The city is arching forward with its long-awaited multimillion dollar main street project and construction could begin within two years.

“It’s a go,” said Mayor Harry Dressler. “It’s been 10 years in the making. The city needs a place where people can live and dine and play on the grass with their children. There’s no other place in the city that has the amenities that has what this will have.”

The new vision calls for 400 one, two and three-bedroom residential units, 35,000 square feet of stores and restaurants and a small park at Tamarac Village, off Commercial Boulevard. The construction will peak at four stories.

On Wednesday the City Commission is expected to sign an agreement with a master developer, JKM Developers, whose job will be to both find tenants for the commercial space and build the 23-acre project that would create the city’s first city center.

Northwest 57 Terrace, Tamarac (Photo Credit: Lisa J. Huriash, SunSentinel)

Northwest 57 Terrace, Tamarac (Photo Credit: Lisa J. Huriash, SunSentinel)

A decade ago, the city began planning Tamarac Village — what was once called “Main Street” — along Northwest 57th Street, with the expectation of providing shops, restaurants, offices and homes, such as villas or condos. Between 2006 and 2013 the city spent $16.6 million to buy 17 properties for Tamarac Village, including empty land, an old bank building, and a synagogue.
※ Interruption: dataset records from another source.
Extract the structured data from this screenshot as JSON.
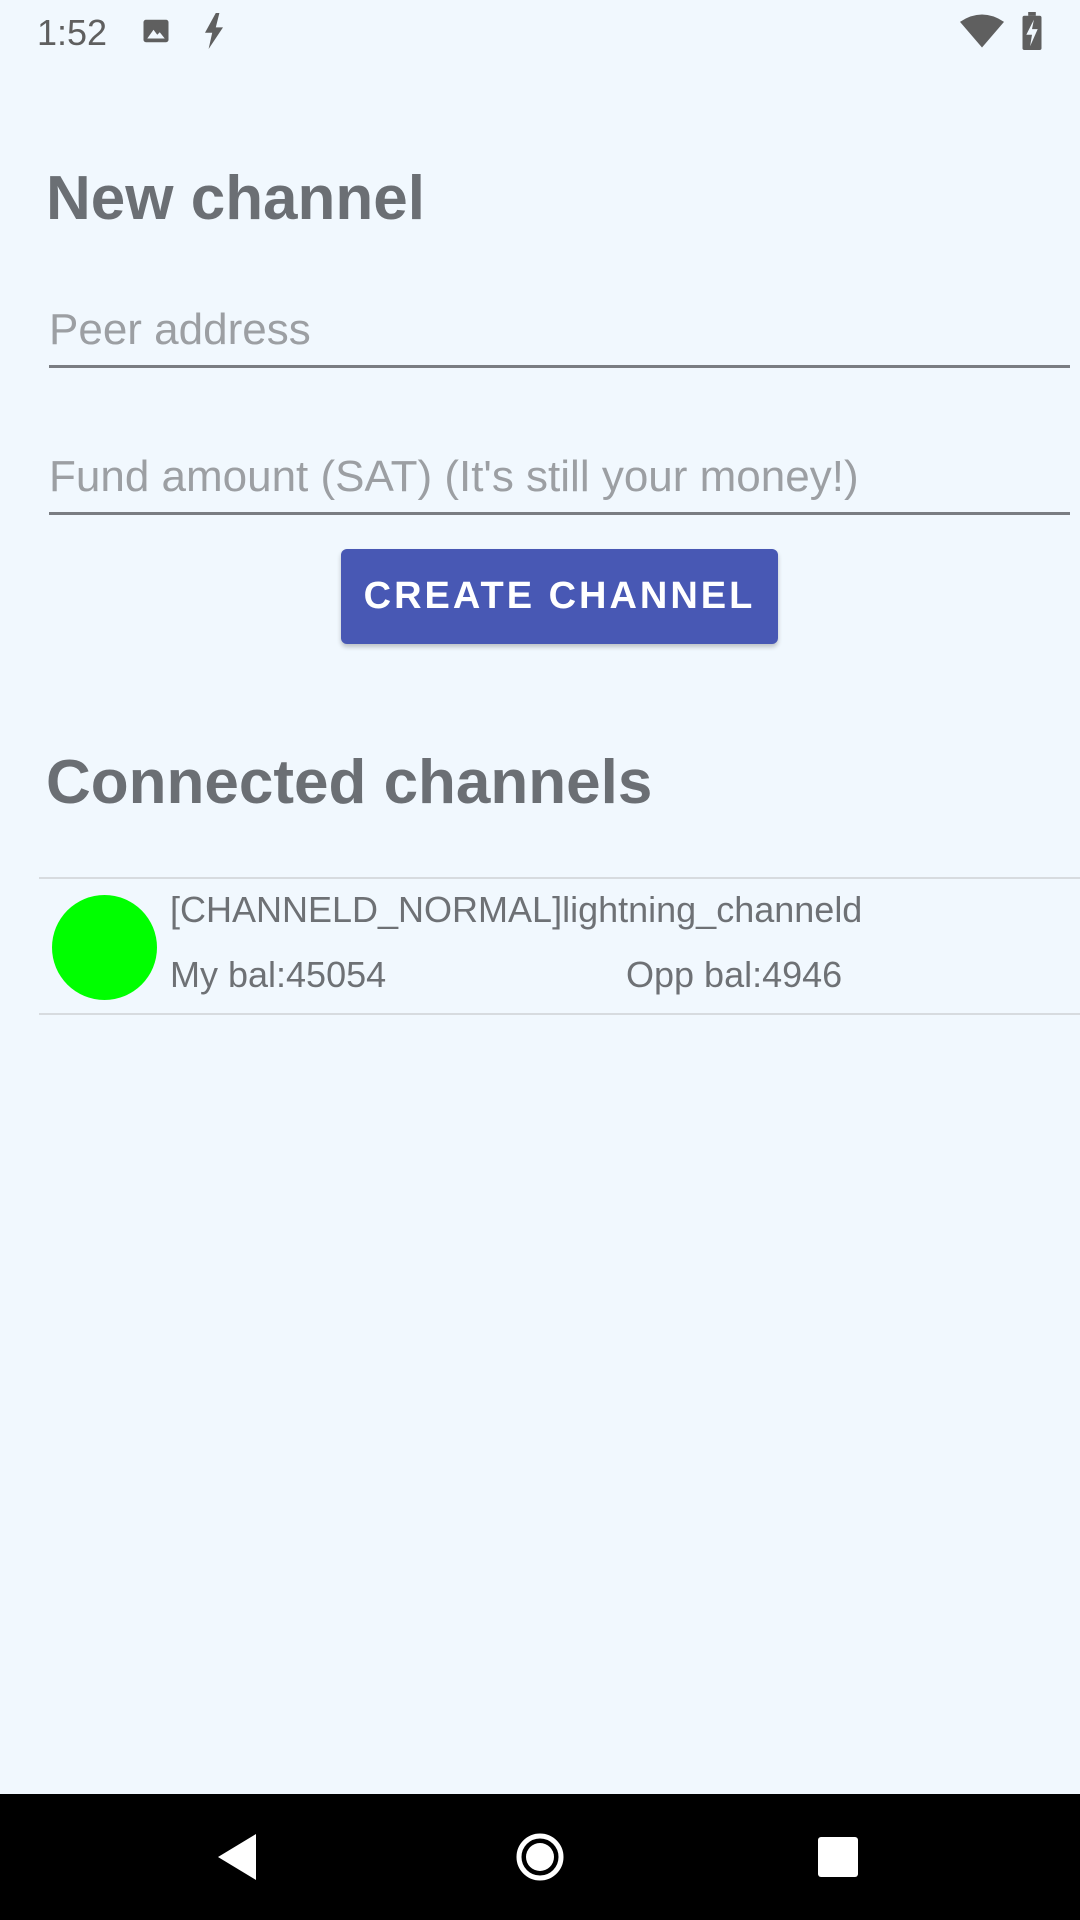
{
  "status_bar": {
    "time": "1:52",
    "icons_left": [
      "image-icon",
      "bolt-icon"
    ],
    "icons_right": [
      "wifi-icon",
      "battery-charging-icon"
    ]
  },
  "new_channel": {
    "heading": "New channel",
    "peer_address": {
      "value": "",
      "placeholder": "Peer address"
    },
    "fund_amount": {
      "value": "",
      "placeholder": "Fund amount (SAT) (It's still your money!)"
    },
    "create_button_label": "CREATE CHANNEL"
  },
  "connected_channels": {
    "heading": "Connected channels",
    "items": [
      {
        "status_color": "#00ff00",
        "name": "[CHANNELD_NORMAL]lightning_channeld",
        "my_balance": "My bal:45054",
        "opp_balance": "Opp bal:4946"
      }
    ]
  },
  "nav_bar": {
    "buttons": [
      "back-icon",
      "home-icon",
      "recents-icon"
    ]
  },
  "colors": {
    "background": "#f1f8fe",
    "accent": "#4858b4",
    "heading": "#6b6f74",
    "status_online": "#00ff00"
  }
}
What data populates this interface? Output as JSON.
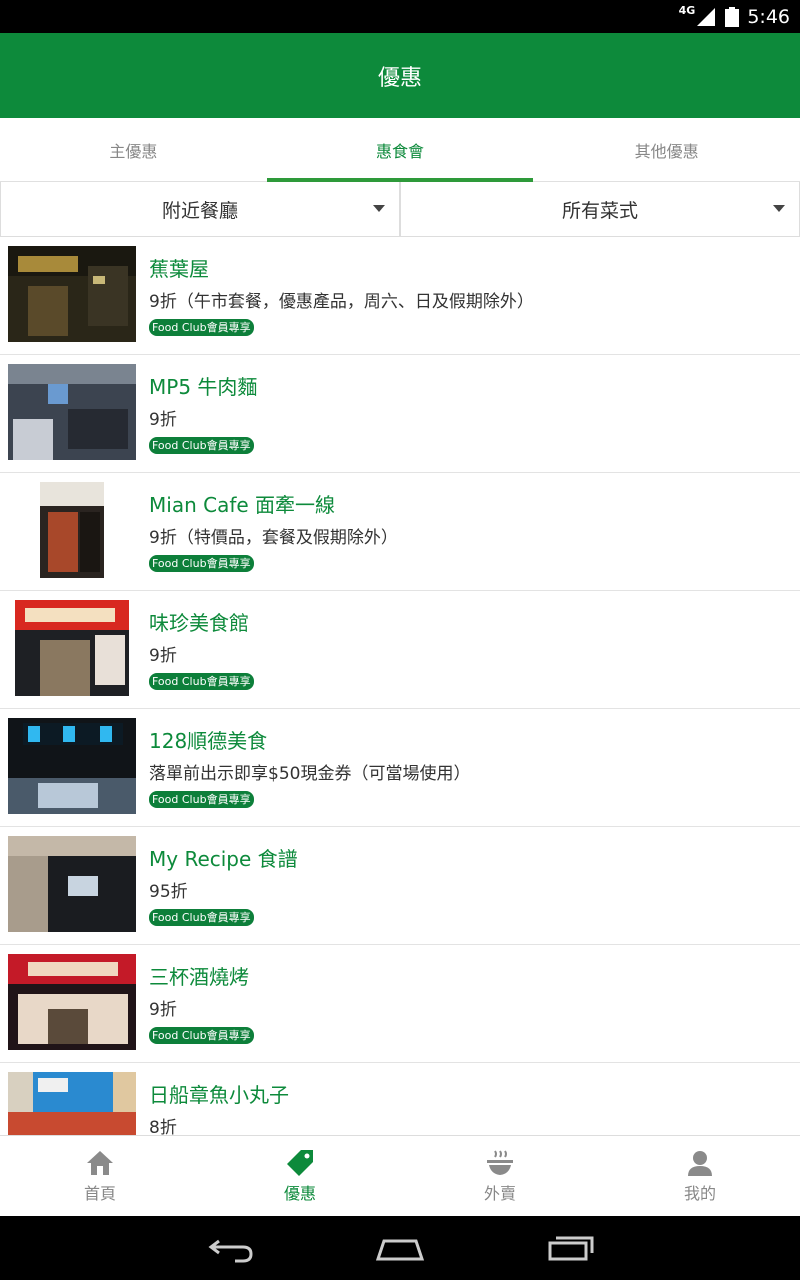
{
  "status_bar": {
    "network": "4G",
    "time": "5:46"
  },
  "app_bar": {
    "title": "優惠"
  },
  "tabs": [
    {
      "label": "主優惠",
      "active": false
    },
    {
      "label": "惠食會",
      "active": true
    },
    {
      "label": "其他優惠",
      "active": false
    }
  ],
  "filters": {
    "location": "附近餐廳",
    "cuisine": "所有菜式"
  },
  "restaurants": [
    {
      "name": "蕉葉屋",
      "offer": "9折（午市套餐，優惠產品，周六、日及假期除外）",
      "badge": "Food Club會員專享"
    },
    {
      "name": "MP5 牛肉麵",
      "offer": "9折",
      "badge": "Food Club會員專享"
    },
    {
      "name": "Mian Cafe 面牽一線",
      "offer": "9折（特價品，套餐及假期除外）",
      "badge": "Food Club會員專享"
    },
    {
      "name": "味珍美食館",
      "offer": "9折",
      "badge": "Food Club會員專享"
    },
    {
      "name": "128順德美食",
      "offer": "落單前出示即享$50現金券（可當場使用）",
      "badge": "Food Club會員專享"
    },
    {
      "name": "My Recipe 食譜",
      "offer": "95折",
      "badge": "Food Club會員專享"
    },
    {
      "name": "三杯酒燒烤",
      "offer": "9折",
      "badge": "Food Club會員專享"
    },
    {
      "name": "日船章魚小丸子",
      "offer": "8折",
      "badge": ""
    }
  ],
  "bottom_nav": [
    {
      "label": "首頁",
      "icon": "home-icon",
      "active": false
    },
    {
      "label": "優惠",
      "icon": "tag-icon",
      "active": true
    },
    {
      "label": "外賣",
      "icon": "bowl-icon",
      "active": false
    },
    {
      "label": "我的",
      "icon": "person-icon",
      "active": false
    }
  ],
  "colors": {
    "brand_green": "#0d8a3b",
    "tab_indicator": "#2e9a3a",
    "badge_green": "#0d7f3a"
  }
}
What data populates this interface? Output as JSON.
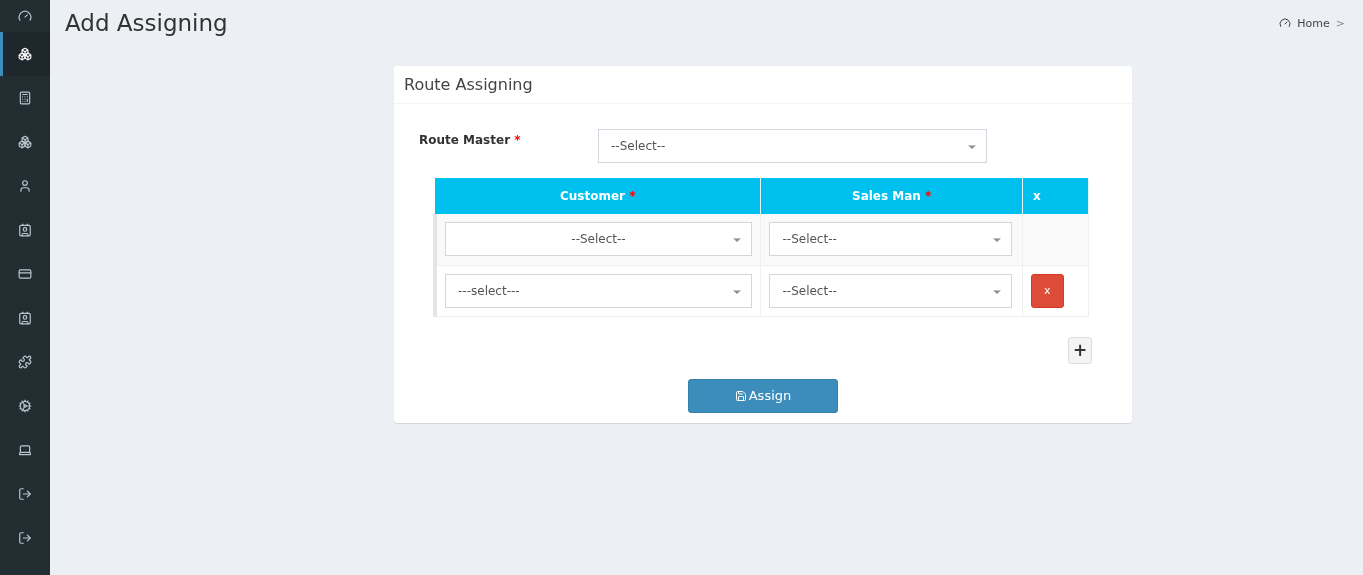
{
  "sidebar": {
    "items": [
      {
        "selected": false
      },
      {
        "selected": true
      },
      {
        "selected": false
      },
      {
        "selected": false
      },
      {
        "selected": false
      },
      {
        "selected": false
      },
      {
        "selected": false
      },
      {
        "selected": false
      },
      {
        "selected": false
      },
      {
        "selected": false
      },
      {
        "selected": false
      },
      {
        "selected": false
      },
      {
        "selected": false
      }
    ]
  },
  "page": {
    "title": "Add Assigning",
    "breadcrumb": {
      "label": "Home",
      "separator": ">"
    }
  },
  "card": {
    "title": "Route Assigning",
    "route_master": {
      "label": "Route Master",
      "required_mark": "*",
      "value": "--Select--"
    },
    "table": {
      "columns": [
        {
          "label": "Customer",
          "required_mark": "*"
        },
        {
          "label": "Sales Man",
          "required_mark": "*"
        },
        {
          "label": "x"
        }
      ],
      "rows": [
        {
          "customer": "--Select--",
          "customer_centered": true,
          "salesman": "--Select--",
          "removable": false
        },
        {
          "customer": "---select---",
          "customer_centered": false,
          "salesman": "--Select--",
          "removable": true,
          "remove_label": "x"
        }
      ]
    },
    "add_label": "+",
    "submit": "Assign"
  }
}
The vision has changed over time. Instead of stretching between Northwest 94th Avenue and University Drive, the project is now confined to the border of Pine Island Road. Plans to build an overpass to ease pedestrian traffic have been scratched.

So was an early plan to assess a handful of surrounding businesses, including a nursing home, hundreds of thousands of dollars to pay for it all, which quickly became a public relations nightmare for the plan’s visionaries.

The villas and condos are now rental units. And most notably, instead of a mixed-use development where residential units sit on top of stores, the buildings will now be separated. That’s because a five or six story building with shops on the ground floor and residential space on top to create the image of urban living turned out to be too expensive to build, said City Manager Michael Cernech.

The rentals planned now could range from $1,200 to $2,000 a month — lower than the tightly packed eastern cities, but what the market in Tamarac would allow.

Cernech said once completed the project would add to the tax base, and create a destination spot. Without this project, the area would have become “another row of fast food and gas” stations, he said.